= Montserrat Labour Party =

The Montserrat Labour Party (MLP) was a political party in Montserrat.

==History==
The party was established in 1951, and was linked with the Montserrat Trades and Labour Union. In the 1952 elections, the first held under universal suffrage, the party won all five seats in the Legislative Council. It lost two seats in the 1955 elections, but won four seats in 1958.

Constitutional changes in 1960 created the post of Chief Minister, with MLP leader William Henry Bramble becoming the first person to hold the post. The party won five of the seven seats in the 1961 and 1966 elections.

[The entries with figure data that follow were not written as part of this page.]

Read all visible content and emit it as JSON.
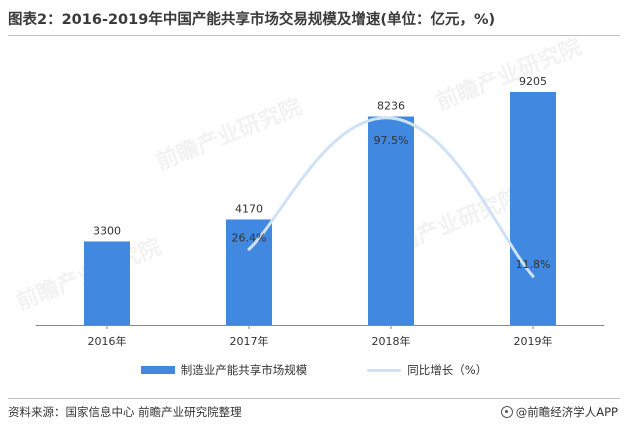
{
  "title": "图表2：2016-2019年中国产能共享市场交易规模及增速(单位：亿元，%)",
  "source": "资料来源：国家信息中心 前瞻产业研究院整理",
  "brand": "@前瞻经济学人APP",
  "watermark": "前瞻产业研究院",
  "colors": {
    "bar": "#4188e0",
    "line": "#cfe2f5",
    "axis": "#888888",
    "text": "#333333"
  },
  "chart_data": {
    "type": "bar",
    "categories": [
      "2016年",
      "2017年",
      "2018年",
      "2019年"
    ],
    "series": [
      {
        "name": "制造业产能共享市场规模",
        "type": "bar",
        "values": [
          3300,
          4170,
          8236,
          9205
        ],
        "labels": [
          "3300",
          "4170",
          "8236",
          "9205"
        ]
      },
      {
        "name": "同比增长（%）",
        "type": "line",
        "values": [
          null,
          26.4,
          97.5,
          11.8
        ],
        "labels": [
          "",
          "26.4%",
          "97.5%",
          "11.8%"
        ]
      }
    ],
    "legend_position": "bottom",
    "grid": false
  }
}
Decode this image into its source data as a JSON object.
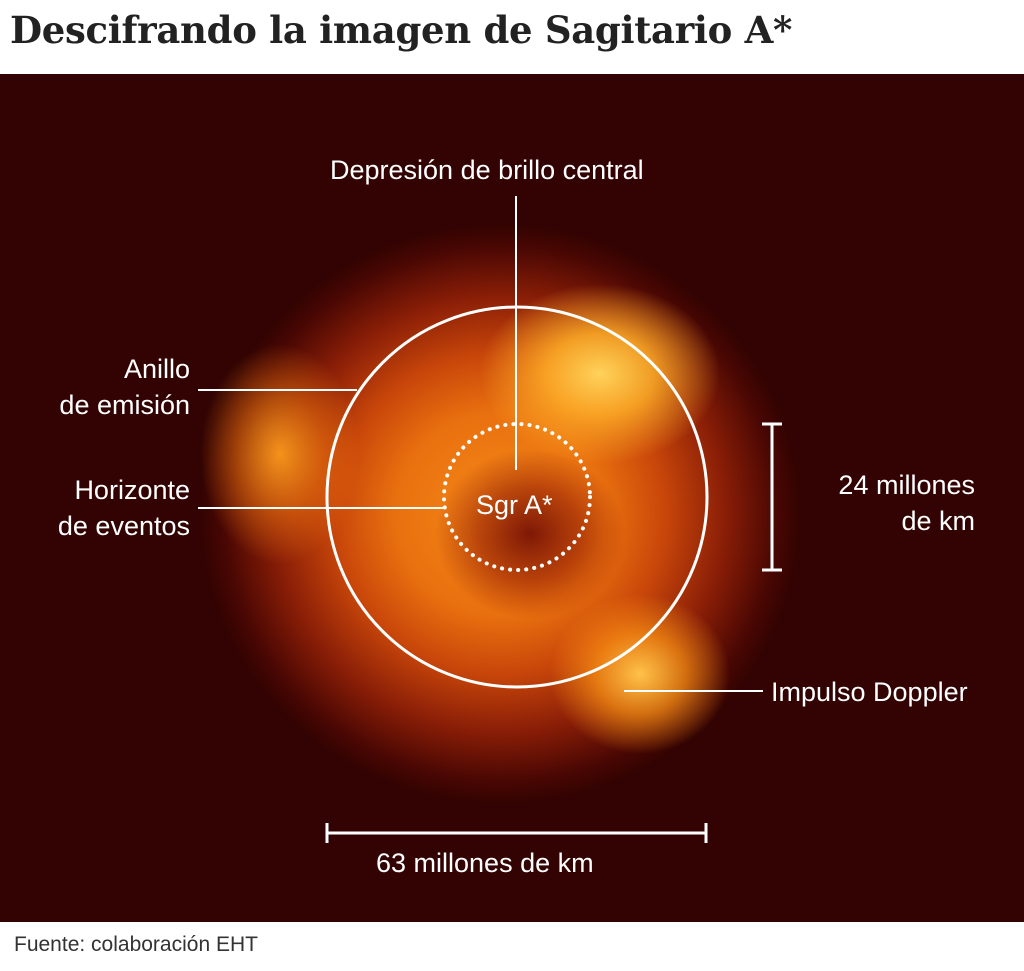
{
  "title": "Descifrando la imagen de Sagitario A*",
  "labels": {
    "central_depression": "Depresión de brillo central",
    "emission_ring_line1": "Anillo",
    "emission_ring_line2": "de emisión",
    "event_horizon_line1": "Horizonte",
    "event_horizon_line2": "de eventos",
    "object_name": "Sgr A*",
    "scale_vertical_line1": "24 millones",
    "scale_vertical_line2": "de km",
    "doppler": "Impulso Doppler",
    "scale_horizontal": "63 millones de km"
  },
  "source": "Fuente: colaboración EHT"
}
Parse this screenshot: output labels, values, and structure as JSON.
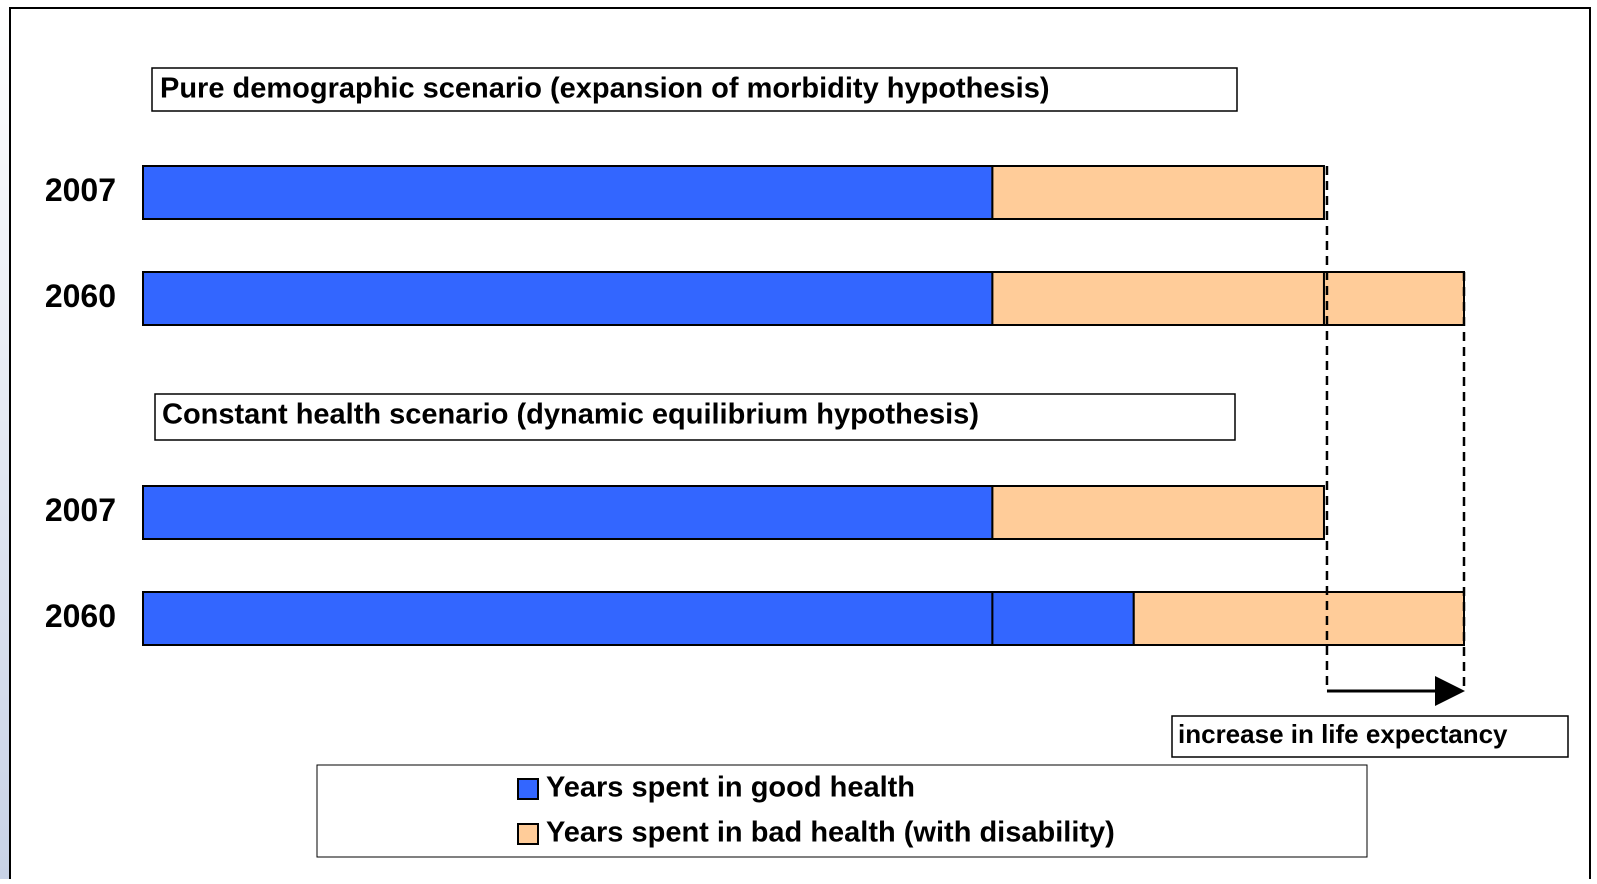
{
  "chart_data": {
    "type": "bar",
    "orientation": "horizontal",
    "stacked": true,
    "panel_titles": [
      "Pure demographic scenario (expansion of morbidity hypothesis)",
      "Constant health scenario (dynamic equilibrium hypothesis)"
    ],
    "categories": [
      "2007",
      "2060",
      "2007",
      "2060"
    ],
    "xlim": [
      0,
      100
    ],
    "series": [
      {
        "name": "Years spent in good health",
        "color": "#3366ff",
        "values": [
          [
            64.3
          ],
          [
            64.3
          ],
          [
            64.3
          ],
          [
            64.3,
            10.7
          ]
        ]
      },
      {
        "name": "Years spent in bad health (with disability)",
        "color": "#ffcc99",
        "values": [
          [
            25.1
          ],
          [
            25.1,
            10.6
          ],
          [
            25.1
          ],
          [
            25.0
          ]
        ]
      }
    ],
    "annotation": "increase in life expectancy"
  }
}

The 1970 elections were the first occasion on which the MLP had faced serious opposition. Percival Austin Bramble, son of William, had previously been a member of the MLP and was elected to the Legislative Council as an MLP candidate in the 1966 elections. However, he subsequently broke away to form the Progressive Democratic Party (PDP) as a result of controversy over the number of holiday and retirement homes being built on the island. The PDP won all seven seats in the elections, leaving the MLP without parliamentary representation.

The party remained dormant until being resurrected to contest the 2009 elections. Re-established by Idabelle Meade, Chedmond Browne and Margaret Dyer-Howe and led by Meade, it nominated three candidates. Despite finishing second in the popular vote, it failed to win a seat.